On completion of this degree you will have knowledge and understanding of:

  • contribution of geographical and environmental sciences concepts and theories to an interdisciplinary understanding of environmental issues and concerns 
  • spatial and temporal dimensions of environmental issues including the distributed causes and uneven consequences of environmental change 
  • societal challenges of responding to the uncertainties of and different perspectives on environmental change 
  • terms, classification systems, concepts and principles that inform the study of geography and environmental science. 

Cognitive skills

On completion of this degree you will be able to:

  • interpret analyse, and critically evaluate evidence of and arguments about environmental issues from a range of relevant sources, and appreciate the uncertainty, ambiguity and limits of those sources
  • select and apply appropriate methods and techniques to review, consolidate, and extend knowledge and understanding of geographical and environmental issues
  • use and apply knowledge and understanding of essential facts, concepts, principles and theories relating to geography and environmental sciences to address familiar and unfamiliar situations
  • use conceptual models to understand, develop and apply scientific principles.

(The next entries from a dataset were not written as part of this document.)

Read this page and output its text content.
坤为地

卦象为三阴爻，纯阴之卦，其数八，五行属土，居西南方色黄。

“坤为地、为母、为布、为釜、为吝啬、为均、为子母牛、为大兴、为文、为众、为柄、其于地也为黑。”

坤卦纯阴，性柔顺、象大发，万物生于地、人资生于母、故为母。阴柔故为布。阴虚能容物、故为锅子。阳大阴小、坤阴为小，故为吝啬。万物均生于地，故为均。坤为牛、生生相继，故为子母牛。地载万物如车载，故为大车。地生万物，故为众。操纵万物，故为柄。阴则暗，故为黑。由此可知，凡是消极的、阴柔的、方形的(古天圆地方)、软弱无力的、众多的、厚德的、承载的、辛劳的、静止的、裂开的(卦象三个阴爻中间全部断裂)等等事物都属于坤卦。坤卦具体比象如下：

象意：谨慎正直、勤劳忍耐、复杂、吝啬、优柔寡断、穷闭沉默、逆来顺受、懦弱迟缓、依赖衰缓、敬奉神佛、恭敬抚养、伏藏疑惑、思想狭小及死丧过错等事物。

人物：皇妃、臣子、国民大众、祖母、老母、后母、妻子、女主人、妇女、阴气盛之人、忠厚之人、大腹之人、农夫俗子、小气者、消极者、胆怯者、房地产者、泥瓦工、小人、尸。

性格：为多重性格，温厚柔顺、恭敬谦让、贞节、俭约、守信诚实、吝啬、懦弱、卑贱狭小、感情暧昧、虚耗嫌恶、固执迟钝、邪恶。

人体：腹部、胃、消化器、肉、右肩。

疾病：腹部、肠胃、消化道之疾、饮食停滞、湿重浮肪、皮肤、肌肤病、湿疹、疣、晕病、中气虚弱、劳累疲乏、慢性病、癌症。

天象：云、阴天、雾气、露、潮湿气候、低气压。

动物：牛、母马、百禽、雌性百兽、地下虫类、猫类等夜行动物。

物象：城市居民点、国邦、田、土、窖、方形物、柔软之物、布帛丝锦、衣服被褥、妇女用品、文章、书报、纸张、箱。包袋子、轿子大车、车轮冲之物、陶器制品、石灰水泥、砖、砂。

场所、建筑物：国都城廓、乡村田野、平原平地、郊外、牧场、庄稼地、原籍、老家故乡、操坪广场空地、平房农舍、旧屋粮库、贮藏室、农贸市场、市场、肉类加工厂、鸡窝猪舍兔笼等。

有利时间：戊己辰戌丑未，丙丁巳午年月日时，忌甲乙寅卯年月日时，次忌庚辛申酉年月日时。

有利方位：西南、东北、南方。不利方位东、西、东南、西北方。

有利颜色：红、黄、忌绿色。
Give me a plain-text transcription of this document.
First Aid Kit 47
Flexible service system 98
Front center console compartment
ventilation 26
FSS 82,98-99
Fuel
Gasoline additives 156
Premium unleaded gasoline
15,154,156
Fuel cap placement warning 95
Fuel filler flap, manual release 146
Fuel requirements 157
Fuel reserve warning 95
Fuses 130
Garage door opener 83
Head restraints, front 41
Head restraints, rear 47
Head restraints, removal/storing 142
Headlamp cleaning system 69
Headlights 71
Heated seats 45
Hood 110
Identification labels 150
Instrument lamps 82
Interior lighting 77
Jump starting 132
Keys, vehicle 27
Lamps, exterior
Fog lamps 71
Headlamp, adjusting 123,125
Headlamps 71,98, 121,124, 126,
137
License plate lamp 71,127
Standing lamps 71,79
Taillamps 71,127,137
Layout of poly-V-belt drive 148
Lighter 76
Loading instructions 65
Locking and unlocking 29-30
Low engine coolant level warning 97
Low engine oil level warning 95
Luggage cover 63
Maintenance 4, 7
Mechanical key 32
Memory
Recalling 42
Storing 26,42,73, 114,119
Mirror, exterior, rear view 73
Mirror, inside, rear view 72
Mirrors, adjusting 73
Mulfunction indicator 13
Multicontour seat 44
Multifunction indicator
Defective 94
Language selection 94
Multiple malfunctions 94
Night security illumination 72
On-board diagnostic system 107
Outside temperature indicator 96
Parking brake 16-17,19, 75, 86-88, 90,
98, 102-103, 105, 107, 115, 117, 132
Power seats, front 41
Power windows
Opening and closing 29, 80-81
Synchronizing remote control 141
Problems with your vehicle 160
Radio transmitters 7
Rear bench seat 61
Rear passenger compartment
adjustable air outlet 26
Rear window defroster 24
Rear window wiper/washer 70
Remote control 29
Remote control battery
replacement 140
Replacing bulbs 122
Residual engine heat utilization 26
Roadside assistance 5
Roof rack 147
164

Practical and/or professional skills

On completion of this degree you will be able to:

  • recognise and critically evaluate personal views and engage the views of others with respect
  • initiate, design, conduct and report on practical or other investigations in a responsible, safe and ethical manner taking proper account of risk assessment and health and safety regulations 
  • demonstrate the skills of autonomous learning and reflect on the process of learning to evaluate personal strengths and weaknesses. 

Key skills

On completion of this degree you will be able to:

  • accurately and effectively communicate information about environmental issues to a variety of audiences using written, visual and numerical forms as appropriate 
  • select, access, and exploit a wide range of digital practices (including tools and resources) to find, use, create and communicate data relevant to environmental issues 
  • locate and respond to a variety of data and information sources (e.g. textual, numerical, graphical and computer-based), including reviews and primary sources 
  • prepare, process, interpret and present data using appropriate qualitative and quantitative techniques 
  • use appropriate methods of acquiring, interpreting and analysing scientific data and information. 

Teaching, learning and assessment methods

Assessment is designed to include a range of formative and summative tasks appropriate to the Stage, including written assignments, oral presentations, group work, online activities, examinations, independent study and project work.

The University operates a blended tuition policy across all undergraduate qualifications, with the number of tuition hours and the proportion of face -to-face tuition being considerably higher in the key introductory module and gradually declining through Stages 1, 2 and 3 as you become a more independent learner.